A turnkey lidar system with
depolarization sensitivity.
Brief System Description
PEELS was developed by Visidyne to address those issues
which have restricted the routine use of conventional lidar technology.
The state-of-the-art components employed in PEELS as well as its system
design and rigid construction allow for safe, sensitive, reliable, unattended,
and continuous operation. In addition, it is small, robust, easily
transportable, and readily configurable for different basing modes.

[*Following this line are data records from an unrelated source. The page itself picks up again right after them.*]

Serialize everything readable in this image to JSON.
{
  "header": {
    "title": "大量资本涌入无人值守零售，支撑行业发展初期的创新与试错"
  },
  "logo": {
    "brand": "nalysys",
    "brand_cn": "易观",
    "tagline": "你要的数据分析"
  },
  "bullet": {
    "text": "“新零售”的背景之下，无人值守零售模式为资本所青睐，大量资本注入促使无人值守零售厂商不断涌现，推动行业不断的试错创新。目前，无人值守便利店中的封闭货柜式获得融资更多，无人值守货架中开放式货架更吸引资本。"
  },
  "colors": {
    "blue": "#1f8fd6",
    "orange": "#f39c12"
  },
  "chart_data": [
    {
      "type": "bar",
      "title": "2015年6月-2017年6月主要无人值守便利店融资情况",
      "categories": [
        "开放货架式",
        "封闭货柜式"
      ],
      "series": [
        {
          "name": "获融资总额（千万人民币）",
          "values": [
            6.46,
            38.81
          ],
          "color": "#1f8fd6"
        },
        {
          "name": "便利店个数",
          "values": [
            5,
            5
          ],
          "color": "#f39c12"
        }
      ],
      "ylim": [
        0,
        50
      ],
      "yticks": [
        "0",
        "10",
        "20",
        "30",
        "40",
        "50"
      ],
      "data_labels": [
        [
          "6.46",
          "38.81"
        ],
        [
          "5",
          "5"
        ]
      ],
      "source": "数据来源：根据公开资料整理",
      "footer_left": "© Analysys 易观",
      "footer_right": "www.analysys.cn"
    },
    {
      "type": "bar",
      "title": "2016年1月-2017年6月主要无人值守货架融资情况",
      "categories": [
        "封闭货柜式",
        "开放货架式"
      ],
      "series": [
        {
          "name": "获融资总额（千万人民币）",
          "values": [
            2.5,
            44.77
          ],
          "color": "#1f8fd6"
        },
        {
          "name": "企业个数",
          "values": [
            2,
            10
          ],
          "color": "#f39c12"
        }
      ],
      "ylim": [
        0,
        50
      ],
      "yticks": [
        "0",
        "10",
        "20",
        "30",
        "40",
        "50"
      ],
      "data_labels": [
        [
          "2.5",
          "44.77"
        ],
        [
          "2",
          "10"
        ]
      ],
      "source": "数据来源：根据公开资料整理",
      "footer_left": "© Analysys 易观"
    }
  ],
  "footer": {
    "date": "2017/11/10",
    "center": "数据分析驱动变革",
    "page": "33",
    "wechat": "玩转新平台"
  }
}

The system operates at a wavelength of 1.574 microns using a compact laser/OPO
transmitter. The receiver delivers unsurpassed performance by employing
proprietary F/1 optics and the most sensitive proven detector technology
available for this wavelength. The baseline system incorporates dual
channel polarization sensitive reception in order to quantify both the magnitude
and depolarization characteristics of the target
backscatter. Several models of PEELS have been built and extensively
utilized by customers in both ground and aircraft based configurations.
The applications have included tracking, mapping, and depolarization discrimination
of: rocket effluents, anthropogenic dust clouds, hard targets, and
optically thin to subvisual cirrus clouds.

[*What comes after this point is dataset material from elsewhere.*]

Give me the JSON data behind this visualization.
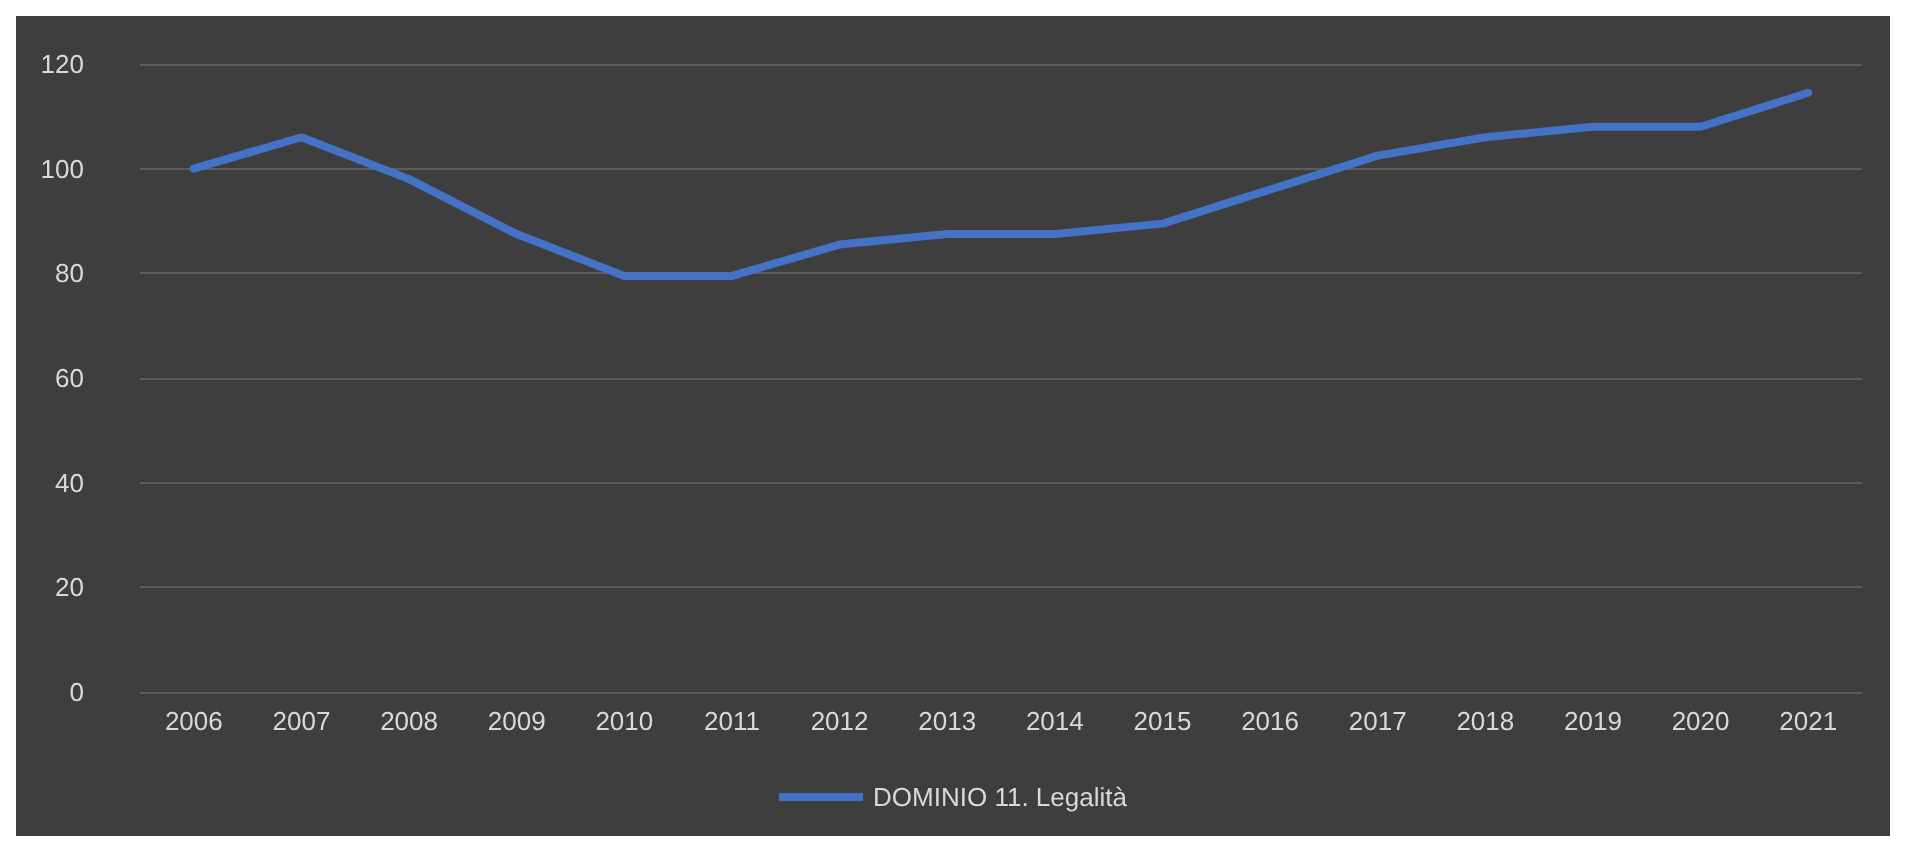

Sample Data: Ground Based, Signal Averaging Mode
The images below illustrate 90 minutes of ground based
PEELS data accumulated at a 31 degree elevation angle, on a clear cool
New England fall day, and with an averaging time of about 1 minute.
The lower troposphere aerosol layering evident in the data was not visually
discernible. The cirrus cloud coverage was visually discernible but
optically quite thin. The data also clearly show that the
cirrus cloud backscatter depolarization was in the expected range for (irregular)
ice particles (0.3-0.7), whereas the depolarization of the lower layer
is consistent with (near spherical) liquid aqueous aerosols (0.01-0.04)
with, perhaps, a dust component (0.06-0.1).


Sample Data: Aircraft Based, Single Shot Mode
The images below are representations of about 1 minute
of single shot data from an aircraft-configured PEELS. The PEELS
unit was mounted in FISTA (a USAF AFRL research aircraft) and directed
15 degrees from the nadir with a mirror assembly. During this short
sequence of data the aircraft was flying at about 9.1 km AGL (10.4 km MSL)
over open high desert. Two narrow but distinct cloud layers are evident
between about 4 and 5 km AGL. The depolarization ratio clearly shows
the first cloud layer to be almost entirely a liquid water cloud, whereas
the second and slightly lower layer is either a pure or partial ice cloud.
Additional analysis of the ground return (at the bottom of the images)
further confirms this by showing that the backscatter-to-extinction ratio
of the first layer is about 4 times greater than that of the second layer.